Тут я раздеваюсь, натягиваю стеклянную маску, закусываю резиновый мундштук, зажимаю подмышку пружинное ружье...
Меня переваливают через борт, я плюхаюсь в воду, плыву. Его не видно, — только ровное железное дно. Я плыву долго, — уже начинает темнеть. Ага, вот он — лежит, белеет, притаился. Я ныряю, осторожно подплываю — щелк! Я выныриваю, с плеском, и на высоко поднятом трезубце — пельмень.
Все кричат, прыгают, смеются. Много народу, много...
Когда я очнулся, в вагоне горел тусклый свет и чувствовалась какая-то тревога — все вставали, ходили, хлопали дверьми.
— Что такое? — спросил я, садясь на полке.
— Собирайтесь, — сказал сосед, — подъезжаем!

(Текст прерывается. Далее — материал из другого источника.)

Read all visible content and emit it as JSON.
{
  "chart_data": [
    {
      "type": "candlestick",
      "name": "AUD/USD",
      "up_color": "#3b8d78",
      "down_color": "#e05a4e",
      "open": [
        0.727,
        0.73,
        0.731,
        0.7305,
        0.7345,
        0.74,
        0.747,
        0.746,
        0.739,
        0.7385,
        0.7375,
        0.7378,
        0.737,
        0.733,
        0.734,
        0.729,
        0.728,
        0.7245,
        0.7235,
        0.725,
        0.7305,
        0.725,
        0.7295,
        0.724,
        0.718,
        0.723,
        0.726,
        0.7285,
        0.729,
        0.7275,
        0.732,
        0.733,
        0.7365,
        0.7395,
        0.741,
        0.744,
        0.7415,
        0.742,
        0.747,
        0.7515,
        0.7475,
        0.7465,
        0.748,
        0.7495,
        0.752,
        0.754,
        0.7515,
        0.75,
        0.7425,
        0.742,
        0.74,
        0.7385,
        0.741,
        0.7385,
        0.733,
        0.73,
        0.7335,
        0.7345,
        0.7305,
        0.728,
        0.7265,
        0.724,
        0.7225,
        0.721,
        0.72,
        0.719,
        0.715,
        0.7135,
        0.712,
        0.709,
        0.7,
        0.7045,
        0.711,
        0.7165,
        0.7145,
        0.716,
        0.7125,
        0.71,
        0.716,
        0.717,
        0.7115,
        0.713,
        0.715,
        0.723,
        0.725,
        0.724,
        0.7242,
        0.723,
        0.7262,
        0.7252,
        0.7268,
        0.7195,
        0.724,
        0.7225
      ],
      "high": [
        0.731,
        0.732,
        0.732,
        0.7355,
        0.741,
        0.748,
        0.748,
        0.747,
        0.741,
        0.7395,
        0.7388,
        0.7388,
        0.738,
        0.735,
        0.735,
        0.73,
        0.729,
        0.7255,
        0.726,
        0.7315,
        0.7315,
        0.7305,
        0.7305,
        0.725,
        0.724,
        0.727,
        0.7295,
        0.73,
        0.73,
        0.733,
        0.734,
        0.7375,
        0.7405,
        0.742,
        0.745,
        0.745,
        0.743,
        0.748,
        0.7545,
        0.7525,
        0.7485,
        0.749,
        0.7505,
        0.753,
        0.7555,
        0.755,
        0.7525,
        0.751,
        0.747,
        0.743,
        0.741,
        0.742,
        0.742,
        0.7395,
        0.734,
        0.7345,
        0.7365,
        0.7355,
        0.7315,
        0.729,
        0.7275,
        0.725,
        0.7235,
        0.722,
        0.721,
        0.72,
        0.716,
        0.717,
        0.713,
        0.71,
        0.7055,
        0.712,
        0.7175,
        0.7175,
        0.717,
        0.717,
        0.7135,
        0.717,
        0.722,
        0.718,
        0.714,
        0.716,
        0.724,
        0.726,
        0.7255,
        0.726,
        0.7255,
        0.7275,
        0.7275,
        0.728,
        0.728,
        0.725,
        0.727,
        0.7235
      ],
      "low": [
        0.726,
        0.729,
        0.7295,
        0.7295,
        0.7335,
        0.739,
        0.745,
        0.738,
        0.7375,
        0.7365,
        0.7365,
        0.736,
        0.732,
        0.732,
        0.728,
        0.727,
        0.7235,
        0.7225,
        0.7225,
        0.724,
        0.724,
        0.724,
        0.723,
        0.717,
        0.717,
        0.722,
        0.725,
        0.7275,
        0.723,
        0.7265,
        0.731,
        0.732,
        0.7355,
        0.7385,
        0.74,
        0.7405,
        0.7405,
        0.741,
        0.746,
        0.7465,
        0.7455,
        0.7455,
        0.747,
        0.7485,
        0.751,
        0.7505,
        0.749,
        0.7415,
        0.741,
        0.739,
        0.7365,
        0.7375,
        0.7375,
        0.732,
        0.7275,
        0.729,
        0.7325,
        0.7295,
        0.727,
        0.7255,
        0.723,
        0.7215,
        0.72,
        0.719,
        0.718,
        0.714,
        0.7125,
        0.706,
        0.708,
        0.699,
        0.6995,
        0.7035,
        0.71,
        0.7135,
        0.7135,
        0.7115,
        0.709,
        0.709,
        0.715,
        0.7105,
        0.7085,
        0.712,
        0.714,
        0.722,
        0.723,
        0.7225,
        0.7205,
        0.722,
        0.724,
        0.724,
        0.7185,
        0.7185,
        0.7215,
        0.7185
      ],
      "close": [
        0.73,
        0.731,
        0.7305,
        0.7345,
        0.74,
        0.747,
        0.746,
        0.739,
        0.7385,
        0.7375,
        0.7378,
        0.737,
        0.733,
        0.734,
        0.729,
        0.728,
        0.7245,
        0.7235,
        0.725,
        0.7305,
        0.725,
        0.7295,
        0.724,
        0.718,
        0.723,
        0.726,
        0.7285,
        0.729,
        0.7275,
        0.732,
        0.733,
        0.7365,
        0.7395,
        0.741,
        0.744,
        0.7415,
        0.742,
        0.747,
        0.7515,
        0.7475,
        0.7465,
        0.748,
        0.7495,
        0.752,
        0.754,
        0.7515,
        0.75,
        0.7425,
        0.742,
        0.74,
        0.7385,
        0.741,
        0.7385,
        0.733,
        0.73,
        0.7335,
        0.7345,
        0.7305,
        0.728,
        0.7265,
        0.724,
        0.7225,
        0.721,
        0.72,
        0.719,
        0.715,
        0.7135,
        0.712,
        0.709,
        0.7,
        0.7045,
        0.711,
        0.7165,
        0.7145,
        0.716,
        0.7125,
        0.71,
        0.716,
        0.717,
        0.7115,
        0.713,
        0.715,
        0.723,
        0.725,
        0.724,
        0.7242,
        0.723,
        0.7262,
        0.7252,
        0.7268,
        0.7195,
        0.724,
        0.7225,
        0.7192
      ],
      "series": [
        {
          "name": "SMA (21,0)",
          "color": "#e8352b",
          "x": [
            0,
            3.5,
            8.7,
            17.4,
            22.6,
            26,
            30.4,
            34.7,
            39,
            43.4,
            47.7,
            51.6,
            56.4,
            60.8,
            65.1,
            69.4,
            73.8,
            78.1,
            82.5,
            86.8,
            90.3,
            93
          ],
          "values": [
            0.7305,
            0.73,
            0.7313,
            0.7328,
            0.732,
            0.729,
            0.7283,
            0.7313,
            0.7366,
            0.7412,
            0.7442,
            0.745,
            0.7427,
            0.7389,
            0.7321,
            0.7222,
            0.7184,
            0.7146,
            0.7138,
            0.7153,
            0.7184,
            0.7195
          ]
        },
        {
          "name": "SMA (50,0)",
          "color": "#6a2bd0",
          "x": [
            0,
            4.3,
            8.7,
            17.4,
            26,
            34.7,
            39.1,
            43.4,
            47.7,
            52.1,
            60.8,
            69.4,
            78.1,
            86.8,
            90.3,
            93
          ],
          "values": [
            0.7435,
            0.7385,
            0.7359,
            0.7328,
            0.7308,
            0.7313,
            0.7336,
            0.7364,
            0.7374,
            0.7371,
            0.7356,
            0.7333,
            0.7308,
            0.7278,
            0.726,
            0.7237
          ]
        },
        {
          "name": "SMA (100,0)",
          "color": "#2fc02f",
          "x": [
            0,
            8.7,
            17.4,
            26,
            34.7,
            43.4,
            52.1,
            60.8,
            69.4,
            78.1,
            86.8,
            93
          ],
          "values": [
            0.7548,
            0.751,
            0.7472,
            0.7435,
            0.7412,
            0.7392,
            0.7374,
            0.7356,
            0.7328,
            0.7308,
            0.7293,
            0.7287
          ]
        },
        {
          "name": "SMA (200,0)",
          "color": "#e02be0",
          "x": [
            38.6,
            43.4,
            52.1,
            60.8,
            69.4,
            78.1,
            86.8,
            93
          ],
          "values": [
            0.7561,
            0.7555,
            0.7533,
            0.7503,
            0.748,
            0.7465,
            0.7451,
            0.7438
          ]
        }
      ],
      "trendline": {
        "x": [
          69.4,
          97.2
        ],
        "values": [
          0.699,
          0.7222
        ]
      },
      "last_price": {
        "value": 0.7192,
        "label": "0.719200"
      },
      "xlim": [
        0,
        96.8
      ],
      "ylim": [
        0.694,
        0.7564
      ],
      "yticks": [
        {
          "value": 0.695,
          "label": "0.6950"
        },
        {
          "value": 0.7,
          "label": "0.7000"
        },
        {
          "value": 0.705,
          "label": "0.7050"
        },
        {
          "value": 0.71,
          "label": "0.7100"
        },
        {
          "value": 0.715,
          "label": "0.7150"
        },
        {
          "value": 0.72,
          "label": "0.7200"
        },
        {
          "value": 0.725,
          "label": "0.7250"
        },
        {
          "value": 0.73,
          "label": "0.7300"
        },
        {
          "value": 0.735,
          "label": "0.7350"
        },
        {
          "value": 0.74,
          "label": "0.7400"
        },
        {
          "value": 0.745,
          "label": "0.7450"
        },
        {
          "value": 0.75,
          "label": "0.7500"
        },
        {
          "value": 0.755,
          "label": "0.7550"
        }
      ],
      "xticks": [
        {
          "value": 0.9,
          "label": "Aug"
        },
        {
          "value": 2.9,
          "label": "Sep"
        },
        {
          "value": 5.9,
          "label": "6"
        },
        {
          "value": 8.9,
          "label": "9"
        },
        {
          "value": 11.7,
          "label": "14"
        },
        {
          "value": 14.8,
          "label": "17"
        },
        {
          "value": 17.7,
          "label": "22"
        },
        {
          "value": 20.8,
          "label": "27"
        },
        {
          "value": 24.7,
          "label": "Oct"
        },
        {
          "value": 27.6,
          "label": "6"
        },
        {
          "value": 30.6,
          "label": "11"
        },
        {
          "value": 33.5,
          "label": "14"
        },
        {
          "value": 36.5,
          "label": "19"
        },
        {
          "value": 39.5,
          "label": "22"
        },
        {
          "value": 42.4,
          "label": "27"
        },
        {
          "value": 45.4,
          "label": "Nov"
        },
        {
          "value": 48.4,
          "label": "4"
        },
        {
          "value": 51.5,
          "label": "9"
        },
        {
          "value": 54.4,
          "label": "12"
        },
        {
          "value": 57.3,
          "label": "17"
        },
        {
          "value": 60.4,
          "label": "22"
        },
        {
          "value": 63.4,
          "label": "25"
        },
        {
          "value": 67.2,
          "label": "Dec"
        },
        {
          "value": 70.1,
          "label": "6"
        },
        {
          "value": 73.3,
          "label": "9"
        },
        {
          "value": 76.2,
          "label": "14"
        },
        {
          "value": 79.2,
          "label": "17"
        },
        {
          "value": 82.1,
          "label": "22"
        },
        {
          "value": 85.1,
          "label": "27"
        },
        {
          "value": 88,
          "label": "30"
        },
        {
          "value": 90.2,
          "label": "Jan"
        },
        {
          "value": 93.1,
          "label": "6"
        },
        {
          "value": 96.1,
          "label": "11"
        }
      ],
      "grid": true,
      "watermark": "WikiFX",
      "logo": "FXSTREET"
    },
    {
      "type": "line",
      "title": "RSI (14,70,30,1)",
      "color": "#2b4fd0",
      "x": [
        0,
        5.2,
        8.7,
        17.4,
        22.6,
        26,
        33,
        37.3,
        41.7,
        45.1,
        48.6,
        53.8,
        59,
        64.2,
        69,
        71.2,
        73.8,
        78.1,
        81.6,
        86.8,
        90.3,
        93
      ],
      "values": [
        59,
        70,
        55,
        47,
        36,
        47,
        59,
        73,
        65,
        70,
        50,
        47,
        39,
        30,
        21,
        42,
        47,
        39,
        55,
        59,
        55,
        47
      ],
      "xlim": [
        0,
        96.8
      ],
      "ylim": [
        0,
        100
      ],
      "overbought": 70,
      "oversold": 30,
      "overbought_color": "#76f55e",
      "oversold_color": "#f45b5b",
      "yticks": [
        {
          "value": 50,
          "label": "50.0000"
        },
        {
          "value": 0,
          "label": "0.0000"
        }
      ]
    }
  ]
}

Как всегда, это «подъезжаем» оказалось довольно долгим. Я успел одеться, умыться, и теперь сидел, уставясь в окно, за которым в темноте блестела какая-то широкая вода.
Немножко было непонятно, почему Шура всегда и во всем держался нас. Он по-прежнему молчал, был абсолютно непроницаем, и в каждом случае от него мы могли ждать различных и самых неприятных неожиданностей, но он всегда почему-то поступал наилучшим образом. И мы постепенно перестали об этом думать, успокоились...
Однажды осенью мы поехали на скалы. Огромные валуны, размером с городской дом. Трещины, сколы. Наверху мягкий ярко-зеленый мох, и, наступая в этот мох, можно долго идти по валуну, как по улице.
Далеко внизу было озеро, к нему шел крутой заросший спуск, хруст тонких, сухих, перепутавшихся стволов, дальше — мокро под ногами, и незаметно начинается вода.
Народу тогда понаехало много: то в стороне, между деревьев, вдруг затрещит костер, а на его фоне — неподвижные черные силуэты, высокие тени. То в абсолютной тьме, на той стороне озера, маленький язычок огня — тоже костер.
Мы поехали немного неожиданно, не успели достать ни палатки, ничего, прямо приехали в костюмах, с одним портфелем.
Если вдруг очень захотелось погулять по лесу, среди свежих толстых сосен подышать воздухом, — неужели надо откладывать из-за того, что не досталось какой-то палатки?